Sejak berdiri hingga sekarang,  “diakui” bahwa status KBS adalah sebagai aset Kota Surabaya. Tetapi, pengertian aset kota di sini, tidak sama dengan milik atau aset Pemkot Surabaya. KBS adalah milik “perkumpulan” yaitu Perkumpulan Kebun Binatang Surabaya (PKBS) yang anggotanya adalah perorangan atau individu.

Berdasarkan ketetapan Menteri Kehakiman No.J.A.5/7/10 tanggal 15 Januari 1953 dan No.J.A.5/82/25 tanggal 20 November 1957, dinyatakan bahwa KBS yang berkedudukan di Surabaya dan didirikan untuk waktu yang tidak ditetapkan, merupakan milik perkumpulan. Terhitung sejak 7 Februari 2002, nama perkumpulan KBS sesuai dengan Bab II, Pasal 2 Anggaran Dasar PKBS diubah menjadi: “Perkumpulan Taman Flora dan Satwa Surabaya”. Jumlah anggota perkumpulan terkahir sebanyak 254 orang. Jumlah ini bisa bertambah dan berkurang. Bertambah dengan anggota baru, dan berkurang karena anggota meninggal dunia, mengundurkan diri, diberhentikan dan terkait dengan masalah hukum.

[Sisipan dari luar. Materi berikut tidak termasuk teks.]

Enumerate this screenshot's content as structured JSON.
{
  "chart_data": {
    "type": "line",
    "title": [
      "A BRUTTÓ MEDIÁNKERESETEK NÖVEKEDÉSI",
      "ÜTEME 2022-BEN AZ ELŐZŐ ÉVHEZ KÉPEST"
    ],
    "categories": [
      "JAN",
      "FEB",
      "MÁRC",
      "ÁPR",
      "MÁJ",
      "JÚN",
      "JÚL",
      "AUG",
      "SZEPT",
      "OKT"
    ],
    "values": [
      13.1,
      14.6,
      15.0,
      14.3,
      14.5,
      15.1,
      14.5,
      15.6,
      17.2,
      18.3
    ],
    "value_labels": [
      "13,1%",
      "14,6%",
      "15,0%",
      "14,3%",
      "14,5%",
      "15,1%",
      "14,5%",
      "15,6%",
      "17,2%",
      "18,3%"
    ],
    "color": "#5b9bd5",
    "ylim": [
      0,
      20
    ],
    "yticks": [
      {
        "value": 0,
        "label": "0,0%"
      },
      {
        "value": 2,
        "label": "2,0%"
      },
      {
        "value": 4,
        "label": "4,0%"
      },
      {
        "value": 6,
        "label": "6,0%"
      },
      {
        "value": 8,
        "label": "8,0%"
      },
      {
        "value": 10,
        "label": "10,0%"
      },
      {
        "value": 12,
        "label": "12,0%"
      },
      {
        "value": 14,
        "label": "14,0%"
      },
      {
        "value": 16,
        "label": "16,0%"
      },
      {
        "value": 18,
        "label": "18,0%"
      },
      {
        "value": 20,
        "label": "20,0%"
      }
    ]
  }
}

Walikota Surabaya, Drs.Bambang Dwi Hartono,MPd  saat peresmian program orangtua asuh satwa KBS tanggal 7 Agustus 2002, mengakui bahwa KBS merupakan “milik publik”, khususnya warga kota Surabaya. Namun, katanya, lahan KBS ditetapkan sebagai milik Pemkot Surabaya yang peruntukannya hanya untuk KBS, bukan untuk hal lain. Tetapi, sampai sekarang Pemkot Surabaya “belum” memegang sertifikat HM (Hak Milik), Hak Pengelolaan Lahan (HPL) atau hak-hak tanah lainnya atas lahan KBS tersebut.